When I finally learned that Open Source is not about “free” software but more about community, collaboration and better software, I was immediately enlightened and couldn’t wait to get started. I distinctly remember the Sales Manager at IBI, attempting to put fear in my head, “Ya know Mike, the grass isn’t always greener.” Well, sir 4 Years later, not only is the grass greener, but it is thicker and fuller than ever.  Remember, comfort is the enemy of achievement – (Dr. Farrah Gray)

2. What do you do?

I am the Director of Sales Engineering, responsible for leading the Sales Engineers and pre-sales activities within the organization.  I started 4 years ago as the first Pentaho Sales Consultant (SC), responsible for Pre-Sales activities. There are technical and consulting related activities that occur during the sales cycle, before the actual sale hence Pre-Sales.  Pentaho was still fairly new at the time and either sales team members or Product Management performed many product demonstrations. As the company grew it became increasingly important to a build a group that would focus support on the sales team as its pre-sales activities increased.
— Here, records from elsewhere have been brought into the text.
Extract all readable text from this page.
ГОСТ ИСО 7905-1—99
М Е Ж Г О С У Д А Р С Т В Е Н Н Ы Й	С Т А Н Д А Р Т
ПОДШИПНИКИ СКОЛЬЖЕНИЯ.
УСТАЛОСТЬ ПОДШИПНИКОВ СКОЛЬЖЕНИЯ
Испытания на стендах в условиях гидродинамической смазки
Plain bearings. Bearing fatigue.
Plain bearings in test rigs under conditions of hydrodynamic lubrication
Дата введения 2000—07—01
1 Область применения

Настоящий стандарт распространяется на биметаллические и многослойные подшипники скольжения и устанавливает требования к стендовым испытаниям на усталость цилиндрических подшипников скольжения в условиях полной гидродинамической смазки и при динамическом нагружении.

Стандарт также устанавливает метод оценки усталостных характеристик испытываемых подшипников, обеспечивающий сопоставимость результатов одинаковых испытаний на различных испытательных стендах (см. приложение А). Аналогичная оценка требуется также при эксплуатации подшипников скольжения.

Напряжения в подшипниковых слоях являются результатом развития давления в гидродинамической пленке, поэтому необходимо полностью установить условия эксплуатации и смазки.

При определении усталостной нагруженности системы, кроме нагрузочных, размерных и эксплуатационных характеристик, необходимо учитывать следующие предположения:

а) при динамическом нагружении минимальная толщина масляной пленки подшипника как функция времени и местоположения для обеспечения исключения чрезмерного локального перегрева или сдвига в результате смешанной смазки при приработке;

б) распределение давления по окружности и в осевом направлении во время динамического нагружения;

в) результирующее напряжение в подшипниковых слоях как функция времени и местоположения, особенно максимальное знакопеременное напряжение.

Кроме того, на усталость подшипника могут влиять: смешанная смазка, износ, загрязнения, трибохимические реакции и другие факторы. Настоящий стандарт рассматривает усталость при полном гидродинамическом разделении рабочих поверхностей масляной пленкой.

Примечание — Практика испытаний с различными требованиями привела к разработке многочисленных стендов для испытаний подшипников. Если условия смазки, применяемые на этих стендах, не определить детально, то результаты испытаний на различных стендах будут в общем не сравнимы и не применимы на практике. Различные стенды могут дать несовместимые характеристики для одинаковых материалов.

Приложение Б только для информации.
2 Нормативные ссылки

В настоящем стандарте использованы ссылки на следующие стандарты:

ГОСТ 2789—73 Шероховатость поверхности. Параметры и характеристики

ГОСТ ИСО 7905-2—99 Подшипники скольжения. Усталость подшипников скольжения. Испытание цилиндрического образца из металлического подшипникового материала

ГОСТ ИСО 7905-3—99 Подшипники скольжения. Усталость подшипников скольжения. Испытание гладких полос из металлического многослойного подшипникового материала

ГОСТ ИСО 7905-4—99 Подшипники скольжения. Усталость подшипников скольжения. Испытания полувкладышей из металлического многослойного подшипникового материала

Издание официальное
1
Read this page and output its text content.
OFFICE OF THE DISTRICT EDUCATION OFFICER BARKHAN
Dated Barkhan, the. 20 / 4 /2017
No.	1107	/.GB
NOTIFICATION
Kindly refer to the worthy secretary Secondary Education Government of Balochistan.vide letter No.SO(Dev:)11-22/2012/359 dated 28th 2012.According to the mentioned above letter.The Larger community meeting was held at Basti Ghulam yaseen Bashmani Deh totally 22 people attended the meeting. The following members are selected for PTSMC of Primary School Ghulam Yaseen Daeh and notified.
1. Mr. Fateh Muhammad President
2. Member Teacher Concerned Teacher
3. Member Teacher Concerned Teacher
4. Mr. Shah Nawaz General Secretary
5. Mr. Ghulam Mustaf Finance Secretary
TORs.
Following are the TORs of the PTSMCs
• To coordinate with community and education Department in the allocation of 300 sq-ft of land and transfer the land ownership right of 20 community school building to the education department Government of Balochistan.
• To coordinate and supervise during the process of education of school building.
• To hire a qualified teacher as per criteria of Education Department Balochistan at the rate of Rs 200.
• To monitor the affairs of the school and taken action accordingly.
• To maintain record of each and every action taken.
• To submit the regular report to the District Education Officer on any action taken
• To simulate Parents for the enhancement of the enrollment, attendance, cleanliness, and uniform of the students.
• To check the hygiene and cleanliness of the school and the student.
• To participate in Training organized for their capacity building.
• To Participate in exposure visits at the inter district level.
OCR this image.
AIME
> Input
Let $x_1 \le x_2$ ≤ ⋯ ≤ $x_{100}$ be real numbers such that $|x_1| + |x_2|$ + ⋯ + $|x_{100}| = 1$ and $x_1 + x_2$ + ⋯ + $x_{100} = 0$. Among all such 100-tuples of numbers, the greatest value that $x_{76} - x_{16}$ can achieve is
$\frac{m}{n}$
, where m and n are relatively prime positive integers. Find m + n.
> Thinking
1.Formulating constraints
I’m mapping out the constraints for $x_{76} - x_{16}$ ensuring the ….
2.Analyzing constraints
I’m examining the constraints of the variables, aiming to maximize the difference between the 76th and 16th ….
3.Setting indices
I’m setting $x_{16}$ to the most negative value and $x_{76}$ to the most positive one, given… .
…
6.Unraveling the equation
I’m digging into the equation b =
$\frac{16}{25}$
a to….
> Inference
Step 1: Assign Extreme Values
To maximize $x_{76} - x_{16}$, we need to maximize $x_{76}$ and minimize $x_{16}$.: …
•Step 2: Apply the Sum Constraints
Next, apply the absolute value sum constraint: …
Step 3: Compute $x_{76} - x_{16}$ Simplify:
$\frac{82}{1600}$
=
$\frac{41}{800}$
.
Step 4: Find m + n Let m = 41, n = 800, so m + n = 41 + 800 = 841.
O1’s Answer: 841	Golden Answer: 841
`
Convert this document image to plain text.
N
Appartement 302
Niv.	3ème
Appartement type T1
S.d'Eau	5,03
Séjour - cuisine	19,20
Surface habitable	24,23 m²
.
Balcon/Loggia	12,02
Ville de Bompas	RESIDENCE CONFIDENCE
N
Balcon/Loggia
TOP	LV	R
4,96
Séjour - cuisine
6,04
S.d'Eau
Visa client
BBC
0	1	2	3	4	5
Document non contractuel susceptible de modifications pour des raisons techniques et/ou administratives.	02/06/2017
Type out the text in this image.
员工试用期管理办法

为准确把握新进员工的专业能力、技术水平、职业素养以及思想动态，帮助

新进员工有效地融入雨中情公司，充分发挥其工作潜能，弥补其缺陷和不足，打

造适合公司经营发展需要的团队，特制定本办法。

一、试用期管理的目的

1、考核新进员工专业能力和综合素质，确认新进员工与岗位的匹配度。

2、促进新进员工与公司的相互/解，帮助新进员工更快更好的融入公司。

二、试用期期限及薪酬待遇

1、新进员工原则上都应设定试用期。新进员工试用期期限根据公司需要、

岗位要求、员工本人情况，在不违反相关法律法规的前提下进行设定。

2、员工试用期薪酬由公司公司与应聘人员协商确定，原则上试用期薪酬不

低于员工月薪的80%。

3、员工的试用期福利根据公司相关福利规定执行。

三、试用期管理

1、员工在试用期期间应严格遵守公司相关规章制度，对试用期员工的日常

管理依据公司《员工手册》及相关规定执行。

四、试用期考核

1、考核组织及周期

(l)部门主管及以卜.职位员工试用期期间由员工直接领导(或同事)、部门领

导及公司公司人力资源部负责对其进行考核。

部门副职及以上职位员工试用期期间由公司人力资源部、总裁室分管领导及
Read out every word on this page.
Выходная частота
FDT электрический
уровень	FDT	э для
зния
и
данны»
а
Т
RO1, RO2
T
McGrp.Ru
My initial goal was to introduce pre-sales processes, create collateral and demonstrations that focused on “solutions” for business problems, rather than demonstrate a bunch of “tools”.

As the Pentaho Sales and Pre-Sales teams grew worldwide, there was a huge demand on Sales Engineer (SE) resources. With the continued growth of the company and finally a larger team of SEs – I was promoted to Director of Sales Engineering in order to lead and proliferate those processes throughout our group.

3. Why are Sales Engineers a vital part of the success of a sales cycle?

Sales Engineers are the stage performers of the IT world: immensely capable, adaptable, confident, excellent communicators who are equally cool in front of large crowds and intimate groups. Sales Engineers work closely with Pentaho Account Managers to demonstrate the breadth and depth of Pentaho products as a complete solution.

Sales Engineering provides what I call the “Solution Vision” to the prospect who is evaluating our software. We present the “Art of the Possible” by demonstrating and discussing how Pentaho software fits in the context of their landscape. At all costs we try to stay away from generic demonstrations, but sometimes you have to play the game. And when we do play, we play hard. Let’s face it; there are a lot of software packages that can “do” the same thing. Sales Engineering provides that 2% factor by establishing a relationship with the prospect and making them feel comfortable that the Pentaho solution can meet their specific needs. Without Sales Engineering, a crucial piece of the sales process would be missing.

4. What makes a good Sales Engineer (SE)?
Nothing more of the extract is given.